I work on spaCy, which provides a number of trained machine learning pipelines as wheels hosted on Github using their releases feature. We have a wrapper so that you can run
spacy download xxx from the command line, which runs
pip install https://.../xxx.whl with the appropriate URL. The issue I have noticed is that running this command repeatedly will unpredictably use a cache or download the model again. You can test this with this command:
pip install https://github.com/explosion/spacy-models/releases/download/en_core_web_sm-3.4.1/en_core_web_sm-3.4.1-py3-none-any.whl
I was under the impression that because this is a wheel the filename should be used for caching, or, failing that, syntax like
https://...#egg=package could be used. But none of those seem to change behavior, and the installed package never shows up in
pip cache list (I assume because it is not a locally built wheel).
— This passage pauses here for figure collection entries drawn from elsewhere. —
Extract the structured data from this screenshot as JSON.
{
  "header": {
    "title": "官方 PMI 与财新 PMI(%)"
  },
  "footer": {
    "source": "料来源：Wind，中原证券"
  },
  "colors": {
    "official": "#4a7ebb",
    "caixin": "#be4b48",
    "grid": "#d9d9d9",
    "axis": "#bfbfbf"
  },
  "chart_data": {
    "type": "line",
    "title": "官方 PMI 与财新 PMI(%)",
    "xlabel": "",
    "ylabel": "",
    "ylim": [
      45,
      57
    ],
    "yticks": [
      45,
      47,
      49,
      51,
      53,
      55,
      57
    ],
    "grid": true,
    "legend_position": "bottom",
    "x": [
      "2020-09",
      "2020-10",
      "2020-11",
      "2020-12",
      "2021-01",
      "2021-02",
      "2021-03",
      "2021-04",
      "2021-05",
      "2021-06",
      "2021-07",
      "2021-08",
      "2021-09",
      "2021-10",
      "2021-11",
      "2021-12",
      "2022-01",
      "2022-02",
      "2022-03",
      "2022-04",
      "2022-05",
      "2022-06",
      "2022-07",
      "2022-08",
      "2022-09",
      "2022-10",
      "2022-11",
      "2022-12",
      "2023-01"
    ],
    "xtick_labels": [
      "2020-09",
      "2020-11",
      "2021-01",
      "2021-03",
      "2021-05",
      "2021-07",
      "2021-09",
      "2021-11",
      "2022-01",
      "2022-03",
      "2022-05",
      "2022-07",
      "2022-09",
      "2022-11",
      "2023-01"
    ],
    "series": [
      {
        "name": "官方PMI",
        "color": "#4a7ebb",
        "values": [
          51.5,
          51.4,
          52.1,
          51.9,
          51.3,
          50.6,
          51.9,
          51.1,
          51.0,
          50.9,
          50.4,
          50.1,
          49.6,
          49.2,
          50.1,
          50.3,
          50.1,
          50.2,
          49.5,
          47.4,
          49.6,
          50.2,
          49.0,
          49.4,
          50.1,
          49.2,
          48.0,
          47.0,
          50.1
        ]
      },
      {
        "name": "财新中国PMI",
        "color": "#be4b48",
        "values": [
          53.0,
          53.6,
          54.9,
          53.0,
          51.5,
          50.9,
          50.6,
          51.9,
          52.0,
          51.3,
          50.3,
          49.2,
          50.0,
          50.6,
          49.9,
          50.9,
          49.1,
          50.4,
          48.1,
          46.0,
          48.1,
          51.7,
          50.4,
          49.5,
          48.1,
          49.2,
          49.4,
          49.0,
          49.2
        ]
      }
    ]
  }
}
I assume that what is happening here is that caching is just based on the URL, and the issue is that the Github URL uses redirects with tokens that change pretty frequently, like an AWS URL. If this post-redirect URL is used that would explain the cache being used sometimes but not always.
Is my understanding that the cache is based on post-redirect URLs correct? Is there something we can do to ensure wheels are cached reliably based on name and version?
I believe this thread is related, but there is a lot going on and most issues seem to be about the opposite problem of packages not being reinstalled.